Teroris di Masjid Al-Noor Selandia Baru Berniat Ajukan Banding
Brenton Tarrant. Dialah teroris yang pembunuh 51 Jemaah saat Salat Jumat di Masjid Selandia Baru, 2019. Bagaimana nasibnya kini?
Pengacara terdakwa kasus penembakan brutal di Masjid Al-Noor, Christchurch, Selandia Baru, Brenton Tarrant, mengatakan bahwa kliennya mempertimbangkan untuk mengajukan banding atas vonis dan hukuman penjara.
Pengacara Tarrant, Tony Ellis, mengatakan kliennya mengalami tindakan tidak manusiawi selama mendekam di dalam penjara.

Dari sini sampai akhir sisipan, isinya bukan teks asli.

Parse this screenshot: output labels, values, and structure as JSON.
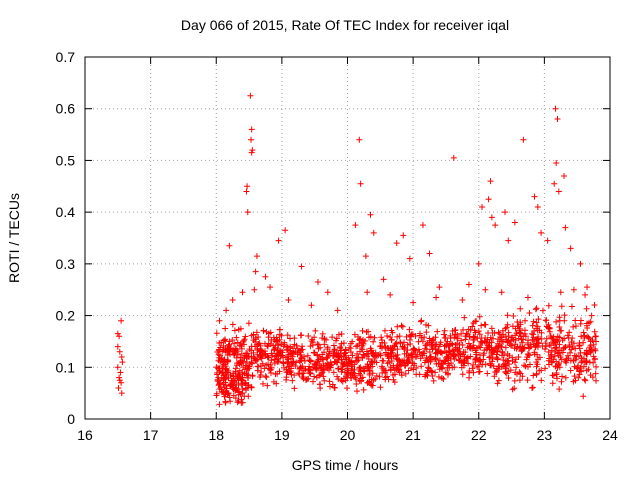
{
  "chart_data": {
    "type": "scatter",
    "title": "Day 066 of 2015, Rate Of TEC Index for receiver iqal",
    "xlabel": "GPS time / hours",
    "ylabel": "ROTI / TECUs",
    "xlim": [
      16,
      24
    ],
    "ylim": [
      0,
      0.7
    ],
    "xticks": [
      "16",
      "17",
      "18",
      "19",
      "20",
      "21",
      "22",
      "23",
      "24"
    ],
    "yticks": [
      "0",
      "0.1",
      "0.2",
      "0.3",
      "0.4",
      "0.5",
      "0.6",
      "0.7"
    ],
    "grid": true,
    "marker": "+",
    "color": "#ff0000",
    "series": [
      {
        "name": "ROTI",
        "points": [
          [
            16.5,
            0.165
          ],
          [
            16.52,
            0.16
          ],
          [
            16.55,
            0.19
          ],
          [
            16.53,
            0.13
          ],
          [
            16.56,
            0.12
          ],
          [
            16.5,
            0.1
          ],
          [
            16.54,
            0.09
          ],
          [
            16.52,
            0.08
          ],
          [
            16.55,
            0.07
          ],
          [
            16.51,
            0.06
          ],
          [
            16.56,
            0.05
          ],
          [
            16.53,
            0.075
          ],
          [
            16.57,
            0.11
          ],
          [
            16.5,
            0.14
          ],
          [
            18.2,
            0.335
          ],
          [
            18.48,
            0.4
          ],
          [
            18.46,
            0.44
          ],
          [
            18.47,
            0.45
          ],
          [
            18.52,
            0.625
          ],
          [
            18.54,
            0.56
          ],
          [
            18.53,
            0.54
          ],
          [
            18.55,
            0.52
          ],
          [
            18.54,
            0.515
          ],
          [
            18.6,
            0.285
          ],
          [
            18.62,
            0.315
          ],
          [
            18.75,
            0.275
          ],
          [
            18.82,
            0.255
          ],
          [
            18.95,
            0.345
          ],
          [
            19.05,
            0.365
          ],
          [
            19.3,
            0.295
          ],
          [
            19.55,
            0.265
          ],
          [
            19.7,
            0.245
          ],
          [
            20.12,
            0.375
          ],
          [
            20.18,
            0.54
          ],
          [
            20.2,
            0.455
          ],
          [
            20.35,
            0.395
          ],
          [
            20.4,
            0.36
          ],
          [
            20.28,
            0.315
          ],
          [
            20.55,
            0.27
          ],
          [
            20.75,
            0.34
          ],
          [
            20.85,
            0.355
          ],
          [
            20.95,
            0.31
          ],
          [
            21.15,
            0.375
          ],
          [
            21.25,
            0.32
          ],
          [
            21.4,
            0.255
          ],
          [
            21.62,
            0.505
          ],
          [
            21.85,
            0.26
          ],
          [
            22.0,
            0.3
          ],
          [
            22.05,
            0.41
          ],
          [
            22.15,
            0.425
          ],
          [
            22.18,
            0.46
          ],
          [
            22.2,
            0.39
          ],
          [
            22.25,
            0.375
          ],
          [
            22.4,
            0.4
          ],
          [
            22.45,
            0.345
          ],
          [
            22.55,
            0.38
          ],
          [
            22.68,
            0.54
          ],
          [
            22.85,
            0.43
          ],
          [
            22.9,
            0.41
          ],
          [
            22.95,
            0.36
          ],
          [
            23.05,
            0.345
          ],
          [
            23.15,
            0.455
          ],
          [
            23.17,
            0.6
          ],
          [
            23.2,
            0.58
          ],
          [
            23.18,
            0.495
          ],
          [
            23.22,
            0.44
          ],
          [
            23.3,
            0.47
          ],
          [
            23.32,
            0.37
          ],
          [
            23.4,
            0.33
          ],
          [
            23.55,
            0.3
          ],
          [
            23.65,
            0.255
          ],
          [
            23.72,
            0.2
          ],
          [
            18.05,
            0.19
          ],
          [
            18.15,
            0.21
          ],
          [
            18.25,
            0.23
          ],
          [
            18.4,
            0.245
          ],
          [
            18.58,
            0.25
          ],
          [
            19.1,
            0.23
          ],
          [
            19.45,
            0.22
          ],
          [
            19.85,
            0.21
          ],
          [
            20.3,
            0.245
          ],
          [
            20.65,
            0.24
          ],
          [
            21.0,
            0.225
          ],
          [
            21.35,
            0.235
          ],
          [
            21.75,
            0.23
          ],
          [
            22.1,
            0.25
          ],
          [
            22.35,
            0.245
          ],
          [
            22.75,
            0.235
          ],
          [
            23.25,
            0.245
          ],
          [
            23.45,
            0.25
          ],
          [
            23.62,
            0.24
          ]
        ]
      }
    ],
    "dense_bands": [
      {
        "x": [
          18.0,
          18.5
        ],
        "y": [
          0.015,
          0.12
        ]
      },
      {
        "x": [
          18.0,
          19.0
        ],
        "y": [
          0.05,
          0.2
        ]
      },
      {
        "x": [
          19.0,
          20.1
        ],
        "y": [
          0.04,
          0.18
        ]
      },
      {
        "x": [
          20.1,
          20.6
        ],
        "y": [
          0.02,
          0.2
        ]
      },
      {
        "x": [
          20.6,
          21.6
        ],
        "y": [
          0.05,
          0.2
        ]
      },
      {
        "x": [
          21.6,
          22.4
        ],
        "y": [
          0.05,
          0.22
        ]
      },
      {
        "x": [
          22.4,
          23.8
        ],
        "y": [
          0.03,
          0.24
        ]
      }
    ]
  }
}
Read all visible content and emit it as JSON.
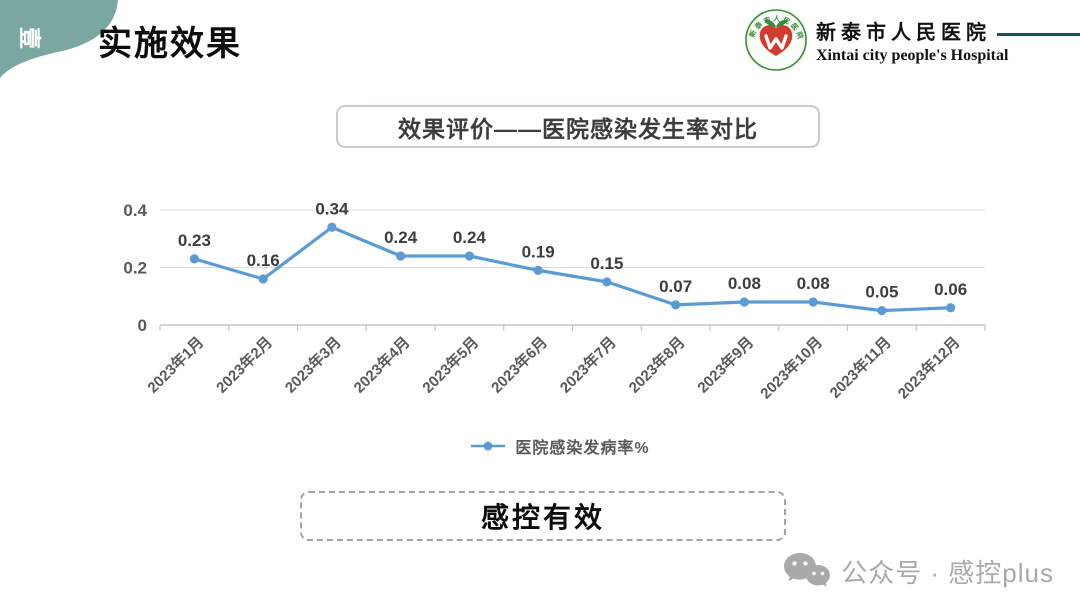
{
  "header": {
    "section_number": "壹",
    "title": "实施效果",
    "hospital": {
      "name_cn": "新泰市人民医院",
      "name_en": "Xintai city people's Hospital",
      "logo_arc_text": "新泰市人民医院"
    }
  },
  "chart_section": {
    "box_title": "效果评价——医院感染发生率对比"
  },
  "chart_data": {
    "type": "line",
    "title": "效果评价——医院感染发生率对比",
    "categories": [
      "2023年1月",
      "2023年2月",
      "2023年3月",
      "2023年4月",
      "2023年5月",
      "2023年6月",
      "2023年7月",
      "2023年8月",
      "2023年9月",
      "2023年10月",
      "2023年11月",
      "2023年12月"
    ],
    "series": [
      {
        "name": "医院感染发病率%",
        "values": [
          0.23,
          0.16,
          0.34,
          0.24,
          0.24,
          0.19,
          0.15,
          0.07,
          0.08,
          0.08,
          0.05,
          0.06
        ]
      }
    ],
    "xlabel": "",
    "ylabel": "",
    "ylim": [
      0,
      0.4
    ],
    "yticks": [
      0,
      0.2,
      0.4
    ],
    "grid": true,
    "legend_position": "bottom",
    "line_color": "#5b9bd5",
    "label_color": "#3d3d3d",
    "axis_color": "#595959"
  },
  "conclusion": {
    "label": "感控有效"
  },
  "watermark": {
    "text": "公众号 · 感控plus",
    "icon": "wechat-icon"
  },
  "colors": {
    "corner_tab": "#7ba7a3",
    "accent_line": "#5b9bd5",
    "title_box_border": "#c5cec3",
    "dashed_border": "#a3a3a3",
    "header_rule": "#1f4f63",
    "watermark_gray": "#a9a9a9",
    "logo_green": "#3a8a3a",
    "logo_red": "#d23b2f"
  }
}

Ia menambahkan bahwa Tarrant merasa bahwa dirinya mengaku tertekan untuk mengakui kesalahannya. Ellias lantas menuliskan sebuah memo kepada kepala koroner atau pengadlian Selandia Baru.
Tarrant yang berasal dari Australia melakukan serangan membabi buta ke Masjid Al-Noor, Christchurch, Selandia Baru pada tahun 2019 silam. Dalam aksinya tersebut, ia melakukan penembakan kepada 51 jamaah masjid Al-Noor secara membabi buta dan menyiarkannya secara langsung melalui laman facebook-nya.
Dakwaan Terorisme
Sebelum persidangan untuknya dimulai, Tarrant mendapatkan 51 dakwaan pembunuhan, 40 dakwaan percobaan pembunuhan dan 1 dakwaan terorisme. Pengadilan lantas mendakwa Tarrant dengan hukuman penjara seumur hidup tanpa kemungkinan pembebasan bersyarat. Hukuman ini sekaligus menjadi hukuman terberat yang tersedia di Selandia Baru.
Tidak hanya itu, akibat aksi Tarrant, parlemen Selandia Baru membuat aturan yang melarang warganya untuk memiliki senjata semi otomatis seperti yang digunakan oleh Tarrant.
Ellis mengatakan, memo pengacara belum disampaikan ke publik pada Senin 8 November 2021. Tetapi, Ellis menegaskan bahwa pihaknya telah mendapatkan wewenang dari kliennya untuk membahas perkembangan kasus tersebut hanya kepada dua media lokal, RNZ dan Stuff.
AFP melaporkan, kantor pengadilan belum menjawab memo yang diajukan oleh pihak Tarrant. Sekalipun keberadaan nota banding tersedia, pihak pengadilan tidak akan mempermasalahakan kebereadaan memo atau isinya kepada media.
RNZ melaporkan, Ellis menyarankan kliennya untuk mengajukan banding atas hukuman yang menderanya. Ellis yakin bahwa hak-hak Tarrant telah dilanggar selama menjalani hukuman penjara.
Ellis berdalih Tarrant ditahan di sebuah sel isolasi selama menunggu persidangannya berlangsung. Pengadilan pun tidak memiliki akses yang tepat ke pengacara, informasi ataupun dokumentasi seputar kasusnya.
Tarrant pun mengaku kepada pengacaranya bahwa kehidupannya selama di penjara telah mempengaruhi pilihan untuk mengakui kesalahan yang ia perbuat.